The latest guidance from FinCEN ends a brief period of more significant uncertainty about the CTA, which has been in the making for over a decade and challenged in several courts this year. Unlike in other cases, a federal court in Texas issued a preliminary injunction on December 3 and blocked the law nationwide, just weeks before a January 1 deadline. The timing of the judge’s opinion in Texas surprised attorneys and left family offices and other entities in limbo, wondering whether they still needed to disclose information about their owners.
Some businesses are certainly cheering the delay and hoping they will never be required to disclose their beneficiaries. Family offices generally don’t want to share information about themselves, partly to conceal a family's identity and often for legitimate reasons.
But the nationwide injunction does not mean the CTA is dead. The Department of Justice, on behalf of the Department of the Treasury (FinCEN is a bureau of the Treasury), has appealed the Texas injunction, and other courts have already sided with the government in other cases.
“Several district courts have denied requests to enjoin the CTA, ruling in favor of the Department of the Treasury.

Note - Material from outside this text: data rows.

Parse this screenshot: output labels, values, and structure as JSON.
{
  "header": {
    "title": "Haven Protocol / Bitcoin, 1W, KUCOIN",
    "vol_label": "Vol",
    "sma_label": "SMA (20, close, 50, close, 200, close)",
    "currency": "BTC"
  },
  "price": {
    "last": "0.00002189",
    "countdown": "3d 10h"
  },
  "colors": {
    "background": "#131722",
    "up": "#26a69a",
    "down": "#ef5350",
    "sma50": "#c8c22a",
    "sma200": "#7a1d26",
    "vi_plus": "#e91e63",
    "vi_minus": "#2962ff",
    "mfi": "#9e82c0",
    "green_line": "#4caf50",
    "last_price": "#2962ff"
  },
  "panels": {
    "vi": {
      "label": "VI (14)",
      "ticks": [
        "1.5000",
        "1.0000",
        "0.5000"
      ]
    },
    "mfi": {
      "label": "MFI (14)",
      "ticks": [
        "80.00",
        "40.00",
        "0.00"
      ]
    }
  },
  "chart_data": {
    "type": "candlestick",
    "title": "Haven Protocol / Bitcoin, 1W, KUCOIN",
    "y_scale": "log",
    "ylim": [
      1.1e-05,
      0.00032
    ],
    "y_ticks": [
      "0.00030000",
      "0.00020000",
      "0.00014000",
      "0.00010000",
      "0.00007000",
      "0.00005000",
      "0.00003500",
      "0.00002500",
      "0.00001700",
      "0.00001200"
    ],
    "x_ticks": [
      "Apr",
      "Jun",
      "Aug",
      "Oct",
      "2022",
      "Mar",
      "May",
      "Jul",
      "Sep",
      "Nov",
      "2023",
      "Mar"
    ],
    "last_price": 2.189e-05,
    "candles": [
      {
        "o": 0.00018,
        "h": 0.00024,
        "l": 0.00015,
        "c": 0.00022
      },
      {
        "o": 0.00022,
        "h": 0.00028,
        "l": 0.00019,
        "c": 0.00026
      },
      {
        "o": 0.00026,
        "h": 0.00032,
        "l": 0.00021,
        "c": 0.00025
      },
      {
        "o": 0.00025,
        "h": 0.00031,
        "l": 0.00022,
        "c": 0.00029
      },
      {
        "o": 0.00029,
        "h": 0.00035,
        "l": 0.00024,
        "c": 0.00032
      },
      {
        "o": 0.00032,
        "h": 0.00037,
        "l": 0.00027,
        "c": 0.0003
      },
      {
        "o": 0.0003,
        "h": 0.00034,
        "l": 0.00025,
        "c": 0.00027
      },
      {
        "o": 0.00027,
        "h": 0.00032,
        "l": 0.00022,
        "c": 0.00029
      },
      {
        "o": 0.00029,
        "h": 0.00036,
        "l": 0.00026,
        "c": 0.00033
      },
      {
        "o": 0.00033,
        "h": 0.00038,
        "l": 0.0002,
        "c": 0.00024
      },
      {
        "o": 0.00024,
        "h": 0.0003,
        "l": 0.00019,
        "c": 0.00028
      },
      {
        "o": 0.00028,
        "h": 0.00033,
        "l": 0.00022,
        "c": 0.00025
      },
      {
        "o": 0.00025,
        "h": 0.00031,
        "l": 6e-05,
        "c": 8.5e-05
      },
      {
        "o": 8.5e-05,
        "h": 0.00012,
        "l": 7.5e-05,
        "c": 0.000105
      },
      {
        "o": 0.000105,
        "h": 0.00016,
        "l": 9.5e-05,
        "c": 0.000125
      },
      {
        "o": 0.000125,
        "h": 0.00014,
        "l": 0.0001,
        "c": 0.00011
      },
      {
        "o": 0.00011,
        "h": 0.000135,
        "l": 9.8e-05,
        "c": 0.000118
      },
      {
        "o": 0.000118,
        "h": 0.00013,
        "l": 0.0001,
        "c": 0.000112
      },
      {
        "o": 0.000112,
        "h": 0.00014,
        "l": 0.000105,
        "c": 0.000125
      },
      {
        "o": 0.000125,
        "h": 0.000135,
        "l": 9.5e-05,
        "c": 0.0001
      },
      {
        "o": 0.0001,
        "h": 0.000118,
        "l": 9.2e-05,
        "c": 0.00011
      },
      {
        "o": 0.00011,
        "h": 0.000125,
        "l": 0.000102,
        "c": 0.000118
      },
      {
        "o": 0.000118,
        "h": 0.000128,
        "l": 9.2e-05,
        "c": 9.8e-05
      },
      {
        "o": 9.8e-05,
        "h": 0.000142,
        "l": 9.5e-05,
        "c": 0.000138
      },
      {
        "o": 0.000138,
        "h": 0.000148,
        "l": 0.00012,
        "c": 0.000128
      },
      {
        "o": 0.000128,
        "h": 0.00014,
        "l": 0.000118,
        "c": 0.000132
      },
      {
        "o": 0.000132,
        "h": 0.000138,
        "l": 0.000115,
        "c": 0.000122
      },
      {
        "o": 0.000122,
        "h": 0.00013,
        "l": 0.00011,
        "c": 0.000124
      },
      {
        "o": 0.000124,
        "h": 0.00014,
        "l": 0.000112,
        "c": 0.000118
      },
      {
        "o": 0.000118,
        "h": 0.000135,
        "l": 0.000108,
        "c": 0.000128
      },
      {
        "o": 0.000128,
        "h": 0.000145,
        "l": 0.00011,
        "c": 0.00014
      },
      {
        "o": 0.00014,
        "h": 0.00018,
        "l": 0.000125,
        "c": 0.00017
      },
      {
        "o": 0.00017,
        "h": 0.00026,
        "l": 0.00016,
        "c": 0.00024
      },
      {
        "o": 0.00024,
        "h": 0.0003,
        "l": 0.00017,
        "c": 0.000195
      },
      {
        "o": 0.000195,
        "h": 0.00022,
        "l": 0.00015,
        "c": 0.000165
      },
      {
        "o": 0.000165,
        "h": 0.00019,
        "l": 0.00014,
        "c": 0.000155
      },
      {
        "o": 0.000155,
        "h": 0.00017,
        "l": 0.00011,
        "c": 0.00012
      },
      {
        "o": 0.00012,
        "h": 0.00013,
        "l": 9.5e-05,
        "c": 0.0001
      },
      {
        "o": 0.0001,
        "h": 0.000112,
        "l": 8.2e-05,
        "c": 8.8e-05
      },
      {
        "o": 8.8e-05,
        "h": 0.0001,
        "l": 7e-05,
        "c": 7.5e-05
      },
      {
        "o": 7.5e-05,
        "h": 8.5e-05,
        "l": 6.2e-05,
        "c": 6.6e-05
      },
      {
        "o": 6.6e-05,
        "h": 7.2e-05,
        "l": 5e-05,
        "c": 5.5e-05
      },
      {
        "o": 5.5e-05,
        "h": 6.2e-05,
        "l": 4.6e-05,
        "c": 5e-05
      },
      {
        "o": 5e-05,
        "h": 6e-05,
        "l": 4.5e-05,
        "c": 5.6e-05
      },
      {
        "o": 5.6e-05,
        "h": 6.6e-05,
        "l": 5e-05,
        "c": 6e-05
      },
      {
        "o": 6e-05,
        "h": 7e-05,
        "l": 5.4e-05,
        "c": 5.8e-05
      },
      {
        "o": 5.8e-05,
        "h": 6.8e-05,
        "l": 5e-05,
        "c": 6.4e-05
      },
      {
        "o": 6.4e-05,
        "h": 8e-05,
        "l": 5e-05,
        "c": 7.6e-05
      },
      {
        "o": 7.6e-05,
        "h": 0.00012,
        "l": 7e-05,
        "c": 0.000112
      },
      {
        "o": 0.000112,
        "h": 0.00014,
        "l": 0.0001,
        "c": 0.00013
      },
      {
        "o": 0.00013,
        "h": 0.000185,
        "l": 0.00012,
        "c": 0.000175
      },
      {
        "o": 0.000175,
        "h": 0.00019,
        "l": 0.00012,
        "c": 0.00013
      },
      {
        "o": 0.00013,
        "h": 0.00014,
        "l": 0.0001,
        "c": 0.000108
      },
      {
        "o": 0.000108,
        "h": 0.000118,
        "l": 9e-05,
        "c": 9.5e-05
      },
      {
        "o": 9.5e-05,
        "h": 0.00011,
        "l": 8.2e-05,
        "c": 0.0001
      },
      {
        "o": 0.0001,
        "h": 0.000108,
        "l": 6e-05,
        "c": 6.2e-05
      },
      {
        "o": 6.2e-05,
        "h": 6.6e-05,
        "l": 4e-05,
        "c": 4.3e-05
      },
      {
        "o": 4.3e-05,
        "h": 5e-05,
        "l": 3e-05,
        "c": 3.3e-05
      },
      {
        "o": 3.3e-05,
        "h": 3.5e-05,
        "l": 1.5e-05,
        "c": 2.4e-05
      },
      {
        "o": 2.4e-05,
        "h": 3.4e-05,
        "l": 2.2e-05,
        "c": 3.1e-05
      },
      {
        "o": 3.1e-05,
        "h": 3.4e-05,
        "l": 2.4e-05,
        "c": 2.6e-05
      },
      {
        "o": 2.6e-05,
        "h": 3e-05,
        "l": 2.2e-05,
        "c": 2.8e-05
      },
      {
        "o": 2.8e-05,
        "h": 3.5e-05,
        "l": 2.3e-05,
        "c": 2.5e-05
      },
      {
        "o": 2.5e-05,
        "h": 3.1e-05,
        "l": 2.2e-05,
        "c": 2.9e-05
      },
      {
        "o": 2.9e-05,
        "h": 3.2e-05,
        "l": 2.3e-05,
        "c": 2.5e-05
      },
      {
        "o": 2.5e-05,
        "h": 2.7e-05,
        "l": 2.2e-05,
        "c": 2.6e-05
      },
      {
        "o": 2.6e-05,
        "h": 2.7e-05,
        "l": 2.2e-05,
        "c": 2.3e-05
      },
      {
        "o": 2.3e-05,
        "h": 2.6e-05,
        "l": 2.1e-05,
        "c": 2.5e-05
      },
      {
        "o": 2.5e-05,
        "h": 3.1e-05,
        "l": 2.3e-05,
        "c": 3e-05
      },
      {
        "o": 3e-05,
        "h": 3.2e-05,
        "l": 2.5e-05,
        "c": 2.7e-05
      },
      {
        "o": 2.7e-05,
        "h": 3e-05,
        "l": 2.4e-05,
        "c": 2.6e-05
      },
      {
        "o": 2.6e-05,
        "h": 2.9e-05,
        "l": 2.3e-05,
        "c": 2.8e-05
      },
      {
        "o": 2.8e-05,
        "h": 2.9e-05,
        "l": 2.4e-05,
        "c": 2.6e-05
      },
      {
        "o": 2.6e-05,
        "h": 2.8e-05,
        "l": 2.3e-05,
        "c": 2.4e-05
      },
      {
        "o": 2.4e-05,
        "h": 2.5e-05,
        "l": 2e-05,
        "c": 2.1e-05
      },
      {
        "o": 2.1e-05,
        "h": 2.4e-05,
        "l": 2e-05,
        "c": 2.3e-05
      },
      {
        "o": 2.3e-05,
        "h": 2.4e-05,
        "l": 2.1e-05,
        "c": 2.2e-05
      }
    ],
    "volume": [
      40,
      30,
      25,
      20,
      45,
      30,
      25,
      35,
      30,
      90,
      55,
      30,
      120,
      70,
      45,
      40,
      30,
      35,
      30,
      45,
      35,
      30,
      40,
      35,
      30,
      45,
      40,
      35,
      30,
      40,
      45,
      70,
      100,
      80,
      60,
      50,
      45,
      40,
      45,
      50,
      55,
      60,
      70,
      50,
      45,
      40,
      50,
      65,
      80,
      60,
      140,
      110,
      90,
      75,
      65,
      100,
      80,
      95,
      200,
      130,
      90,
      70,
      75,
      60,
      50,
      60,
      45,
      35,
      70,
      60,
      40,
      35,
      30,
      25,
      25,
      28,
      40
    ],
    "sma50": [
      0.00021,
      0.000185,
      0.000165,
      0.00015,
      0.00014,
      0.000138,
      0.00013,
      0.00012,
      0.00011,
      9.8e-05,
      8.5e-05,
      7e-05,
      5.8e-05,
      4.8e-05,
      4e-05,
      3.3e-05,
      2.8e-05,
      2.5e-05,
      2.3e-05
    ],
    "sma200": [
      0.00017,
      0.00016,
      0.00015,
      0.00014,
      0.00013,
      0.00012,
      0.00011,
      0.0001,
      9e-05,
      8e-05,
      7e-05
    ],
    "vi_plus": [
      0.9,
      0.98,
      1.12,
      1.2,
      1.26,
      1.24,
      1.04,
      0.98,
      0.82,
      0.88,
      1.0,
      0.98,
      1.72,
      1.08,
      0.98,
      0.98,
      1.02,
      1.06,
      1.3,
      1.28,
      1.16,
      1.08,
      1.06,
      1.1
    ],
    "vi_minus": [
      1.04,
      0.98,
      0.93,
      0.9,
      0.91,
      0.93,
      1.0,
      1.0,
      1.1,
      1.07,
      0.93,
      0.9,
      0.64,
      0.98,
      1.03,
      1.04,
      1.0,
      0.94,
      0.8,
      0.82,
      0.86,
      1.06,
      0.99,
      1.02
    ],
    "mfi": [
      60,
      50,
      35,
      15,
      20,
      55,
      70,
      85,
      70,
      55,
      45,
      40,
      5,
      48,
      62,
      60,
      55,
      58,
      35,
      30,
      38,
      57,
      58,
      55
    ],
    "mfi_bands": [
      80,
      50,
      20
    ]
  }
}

The government continues to believe — consistent with the conclusions of the U.S. District Courts for the Eastern District of Virginia and the District of Oregon — that the CTA is constitutional,” FinCEN’s alert says.
A bipartisan Congress passed the CTA in 2021 to combat money laundering through anonymous companies in the U.S., which could be used to support corruption, drug trafficking, and terrorism. The law also brought the U.S. up to international disclosure standards and the personal details about beneficial owners submitted to FinCEN are kept in a private database available to law enforcement agencies, not the general public.
Still, opponents say the CTA is overreaching. They argue that someone with access to information about a business's stakeholders could use it as leverage in financial transactions. Stakeholders, especially the offices of ultrawealthy families, are also worried because they can be more susceptible to theft, extortion, kidnapping, and other crimes.